Al momento della tragedia, la madre stava lavorando in un bar a Monza, e la piccola era stata affidata – solo per quel pomeriggio, e per la prima volta – al compagno della donna. «Come me ti fidavi e come me sei stata tradita – si legge ancora nella lettera – Ti penso felice, come quando giocavi serena».
Quel maledetto giorno
«Quel maledetto pomeriggio ho chiamato tante volte e sono stata ingannata. Mi veniva detto che stavi bene, che era tutto a posto, ma sentivo nel cuore che c’era qualcosa di sbagliato e ho insistito». Fu la nonna, avvisata di andare a controllare, a lanciare l’allarme chiamando disperatamente il 118: «La nonna ha capito immediatamente che stavi male. Mia bambina, ti hanno portato in elicottero in ospedale e poche ore dopo non respiravi più. Il freddo e il buio sono calati dentro di me. Eri troppo piccola per morire da vittima. In un pomeriggio ho perso tutto. Sono tornata figlia dopo essere stata madre. Solo mio papà, mia mamma e mia sorella, con il loro dolce abbraccio, mi confortano e mi danno ancora una speranza. Ciao Sharon, resta con me».
Poi l’appello: «Non cerco vendetta, ma giustizia», preceduto dal passo citato in precedenza del Vangelo di Matteo.

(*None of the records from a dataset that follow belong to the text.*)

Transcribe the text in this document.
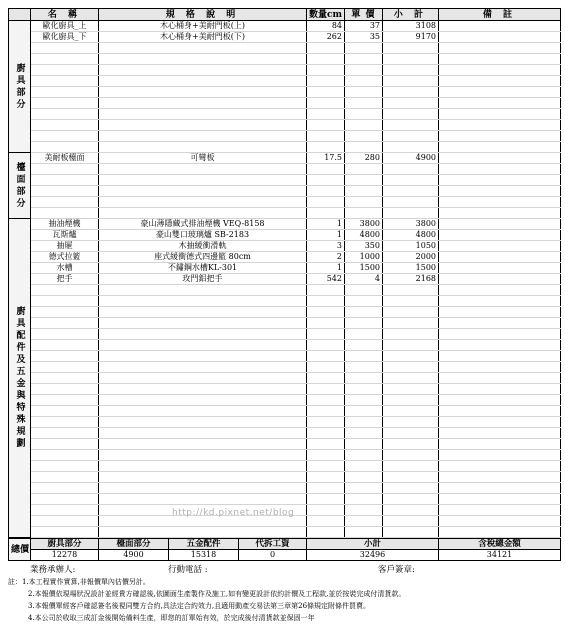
	名 稱	規 格 說 明	數量cm	單 價	小 計	備 註
廚具部分	歐化廚具_上	木心桶身+美耐門板(上)	84	37	3108	
	歐化廚具_下	木心桶身+美耐門板(下)	262	35	9170	

檯面部分	美耐板檯面	可彎板	17.5	280	4900	

廚具配件及五金與特殊規劃	抽油煙機	豪山薄隱藏式排油煙機 VEQ-8158	1	3800	3800	
	瓦斯爐	豪山雙口玻璃爐 SB-2183	1	4800	4800	
	抽屜	木抽緩衝滑軌	3	350	1050	
	德式拉籃	座式緩衝德式四邊籃 80cm	2	1000	2000	
	水槽	不鏽鋼水槽KL-301	1	1500	1500	
	把手	玫門鋁把手	542	4	2168	

總價	廚具部分	檯面部分	五金配件	代拆工資	小計	含稅總金額
	12278	4900	15318	0	32496	34121
業務承辦人:	行動電話 :	客戶簽章:
註：1.本工程實作實算,非報價單內估價另計。
2.本報價依現場狀況設計並經貴方確認後,依圖面生產製作及施工,如有變更設計依約計價及工程款,並於按裝完成付清貨款。
3.本報價單經客戶確認簽名後視同雙方合約,具法定合約效力,且適用動產交易法第三章第26條規定附條件買賣。
4.本公司於收取三成訂金後開始備料生產，即您的訂單始有效，於完成後付清貨款並保固一年
http://kd.pixnet.net/blog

«L’abbraccio della comunità»
«Il dolore di questa famiglia – hanno poi commentato gli avvocati Lara Citterio e Elisabetta Fontana, una volta terminata la lettura della lettera della mamma – è un dolore che ha colpito anche il paese di Cabiate travolgendo un po’ tutti. Un dolore che traspare anche dalle parole di questa madre. Chiediamo alla comunità di stringersi attorno a lei e alla sua famiglia, non solo quando potremo dare l’ultimo saluto a Sharon, ma anche dopo. Quando il silenzio diventerà ancora più pesante».